Credit Card Fraud
This dataset consists of credit card transactions in the western United States. It includes information about each transaction including customer details, the merchant and category of purchase, and whether or not the transaction was a fraud.
Not sure where to begin? Scroll to the bottom to find challenges!
Source of dataset. The data was partially cleaned and adapted by DataCamp.
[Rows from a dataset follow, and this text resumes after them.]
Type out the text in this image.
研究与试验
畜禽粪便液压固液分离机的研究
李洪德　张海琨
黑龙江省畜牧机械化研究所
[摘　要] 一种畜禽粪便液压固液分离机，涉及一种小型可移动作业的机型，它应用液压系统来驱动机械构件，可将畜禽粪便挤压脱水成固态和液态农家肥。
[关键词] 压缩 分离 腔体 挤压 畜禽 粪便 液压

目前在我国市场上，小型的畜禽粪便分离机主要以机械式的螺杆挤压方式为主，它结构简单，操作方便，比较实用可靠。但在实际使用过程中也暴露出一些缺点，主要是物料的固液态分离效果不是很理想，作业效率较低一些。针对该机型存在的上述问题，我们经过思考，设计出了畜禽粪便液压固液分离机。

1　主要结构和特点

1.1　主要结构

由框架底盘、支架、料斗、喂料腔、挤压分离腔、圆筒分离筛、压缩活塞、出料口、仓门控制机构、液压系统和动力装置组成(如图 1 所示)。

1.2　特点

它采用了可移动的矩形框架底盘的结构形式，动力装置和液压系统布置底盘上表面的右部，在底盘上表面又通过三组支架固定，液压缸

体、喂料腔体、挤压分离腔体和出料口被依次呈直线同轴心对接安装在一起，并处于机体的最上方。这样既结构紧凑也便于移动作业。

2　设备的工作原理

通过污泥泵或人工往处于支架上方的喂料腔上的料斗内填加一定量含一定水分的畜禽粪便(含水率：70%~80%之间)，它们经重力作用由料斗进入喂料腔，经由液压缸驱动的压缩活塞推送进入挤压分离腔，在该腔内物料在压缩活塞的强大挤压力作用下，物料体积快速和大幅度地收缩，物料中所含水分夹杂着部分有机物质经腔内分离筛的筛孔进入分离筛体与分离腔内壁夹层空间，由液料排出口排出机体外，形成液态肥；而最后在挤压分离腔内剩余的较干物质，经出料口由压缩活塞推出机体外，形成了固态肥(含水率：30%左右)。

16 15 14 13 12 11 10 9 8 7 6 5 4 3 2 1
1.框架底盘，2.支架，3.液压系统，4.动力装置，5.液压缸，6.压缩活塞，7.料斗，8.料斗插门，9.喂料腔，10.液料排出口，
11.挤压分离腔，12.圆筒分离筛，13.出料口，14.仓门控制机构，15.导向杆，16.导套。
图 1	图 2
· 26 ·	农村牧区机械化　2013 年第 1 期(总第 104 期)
Credit Card Fraud Analysis Report
Motivation
A new credit card company operating in the western United States is marketed as a secure credit card. The company hired me as a data scientist to detect fraud on credit card transactions. This report describes how accurately we can predict whether each transaction in the data set is fraudulent.
Analysis Steps
After loading and analysing the dataset, we followed these steps:
Data Exploration:
We conducted an exploratory analysis to understand which product categories and transaction amounts are more prone to fraud.
Data Dictionary
transdatetrans_time | Transaction DateTime |
---|---|
merchant | Merchant Name |
category | Category of Merchant |
amt | Amount of Transaction |
city | City of Credit Card Holder |
state | State of Credit Card Holder |
lat | Latitude Location of Purchase |
long | Longitude Location of Purchase |
city_pop | Credit Card Holder's City Population |
job | Job of Credit Card Holder |
dob | Date of Birth of Credit Card Holder |
trans_num | Transaction Number |
merch_lat | Latitude Location of Merchant |
merch_long | Longitude Location of Merchant |
is_fraud | Whether Transaction is Fraud (1) or Not (0) |
import pandas as pd
df = pd.read_csv('credit_card_fraud.csv')
df.head(5)
df.info()
df.tail()
df_index = df.index
print(df_index)
df.describe() .T
df.isnull().values.any()
df.isnull().sum()
Product Categories and Transaction Amounts:
Certain product categories and transaction amounts appear to be more risky based on the fraud status in the data set.
# Analyse transaction amounts by fraud status
fraudulent_transactions = df[df['is_fraud'] == 1]
fraudulent_purchase_summary = fraudulent_transactions.groupby('category')['amt'].describe()
print(fraudulent_purchase_summary)
Geographical Analysis
We created a geographical map to visualise fraud rates in different states. Some states have higher fraud rates.
import pandas as pd
import matplotlib.pyplot as plt
# Load data
df = pd.read_csv('credit_card_fraud.csv')
# Calculate fraud rates by state according to fraud status
fraudulent_state_counts = df[df['is_fraud'] == 1]['state'].value_counts()
total_state_counts = df['state'].value_counts()
fraud_rate_by_state = (fraudulent_state_counts / total_state_counts).fillna(0)
# Ranking states according to fraud rates
sorted_states = fraud_rate_by_state.sort_values(ascending=False)
# Visualise the states with the highest fraud rates
top_states = sorted_states.head(10)
top_states.plot(kind='bar', color='coral')
plt.title('Top 10 States with Fraud Rates')
plt.xlabel('State')
plt.ylabel('Fraud Rate')
plt.show()
Age Analysis:
We conducted an analysis to check whether older customers are more prone to credit card fraud and our analysis shows that age can be an indicator for credit card fraud. Older customers may be more at risk than younger customers.